Background on Colorado TABOR

This information was excerpted from a report by the National Conference of State Legislatures.

TABOR stands for “Taxpayers’ Bill of Rights,” and plays on the name of Horace Tabor, a well-known 19th century Colorado silver king.

TABOR is a set of constitutional provisions Colorado voters adopted in 1992 to limit revenue growth for state and local governments in Colorado and to require that any tax increase in any state or local government (counties, cities, towns, school districts and special districts) must be approved by the voters of the affected government.

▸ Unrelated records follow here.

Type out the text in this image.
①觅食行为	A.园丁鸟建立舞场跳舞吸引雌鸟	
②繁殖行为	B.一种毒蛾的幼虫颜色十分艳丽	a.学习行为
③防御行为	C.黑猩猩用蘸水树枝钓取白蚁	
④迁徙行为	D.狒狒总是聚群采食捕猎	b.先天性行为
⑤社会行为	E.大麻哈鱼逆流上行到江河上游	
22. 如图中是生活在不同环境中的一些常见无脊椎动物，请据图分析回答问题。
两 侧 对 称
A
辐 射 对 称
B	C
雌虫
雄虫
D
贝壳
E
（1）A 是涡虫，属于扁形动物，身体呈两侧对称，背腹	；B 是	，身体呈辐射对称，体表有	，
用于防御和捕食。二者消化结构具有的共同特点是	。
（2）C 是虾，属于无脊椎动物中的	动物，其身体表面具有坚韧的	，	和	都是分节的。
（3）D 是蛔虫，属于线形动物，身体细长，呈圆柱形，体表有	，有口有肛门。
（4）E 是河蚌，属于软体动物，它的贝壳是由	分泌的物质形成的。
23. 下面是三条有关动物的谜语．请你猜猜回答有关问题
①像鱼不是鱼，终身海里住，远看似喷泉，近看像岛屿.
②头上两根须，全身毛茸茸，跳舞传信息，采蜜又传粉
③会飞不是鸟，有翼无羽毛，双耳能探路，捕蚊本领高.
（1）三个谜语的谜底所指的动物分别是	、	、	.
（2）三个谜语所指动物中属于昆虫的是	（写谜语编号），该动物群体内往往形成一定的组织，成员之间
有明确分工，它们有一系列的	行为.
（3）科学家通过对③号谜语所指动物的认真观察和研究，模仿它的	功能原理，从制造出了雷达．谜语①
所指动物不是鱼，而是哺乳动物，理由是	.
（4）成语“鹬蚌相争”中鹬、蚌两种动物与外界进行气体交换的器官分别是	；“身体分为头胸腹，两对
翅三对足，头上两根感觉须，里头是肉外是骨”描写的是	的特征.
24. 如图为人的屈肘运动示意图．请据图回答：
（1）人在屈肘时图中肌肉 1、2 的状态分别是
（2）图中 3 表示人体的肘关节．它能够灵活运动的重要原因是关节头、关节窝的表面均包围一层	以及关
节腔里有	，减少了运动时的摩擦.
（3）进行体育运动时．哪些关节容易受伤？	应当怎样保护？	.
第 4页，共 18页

TABOR is principally a revenue limit, not a spending limit. It limits revenue the state government can retain from all sources except federal funds in a year to the previous year’s allowed collections (not actual collections) plus a percentage adjustment equal to the percentage growth in population plus the inflation rate. Any revenues received in excess of this limit must be refunded to the voters. In this paragraph, allowed collections means the amount that the Tabor Amendment allowed state government to retain in the previous year.

The voters may vote to allow the state to keep the excess. TABOR limits the times when such votes may occur. Voters may also exempt their government from TABOR revenue limits for a set number of years. Both kinds of votes have passed in special districts, school districts and some small cities and in the city and county of Denver. The statewide vote that approved Amendment 23 in 2000 could be considered such a vote, because it allows the state government to retain as much of a TABOR surplus as necessary to fund the K-12 provisions the amendment included. No other such statewide vote has passed.

When revenues fall, the following year’s limit on collections is still based on the allowed collections of the previous year. The result is that in years following a recession, allowed revenues will grow only from the worst revenue collection year of the recession to the extent allowed by rate of population growth and inflation.

TABOR also affected a 1991 limit on spending growth that the General Assembly had passed. By reference, it made the limit impossible to amend except by vote of the people. This provision, known as Arveschoug-Bird, limits the growth of General Fund expenditures to 6 percent more than the previous year or 5 percent of personal income, whichever amount is lower. In practice the 6 percent limit is always less.

Colorado TABOR is a huge success and FreedomWorks is fighting to defend it and bring similar measures to other states.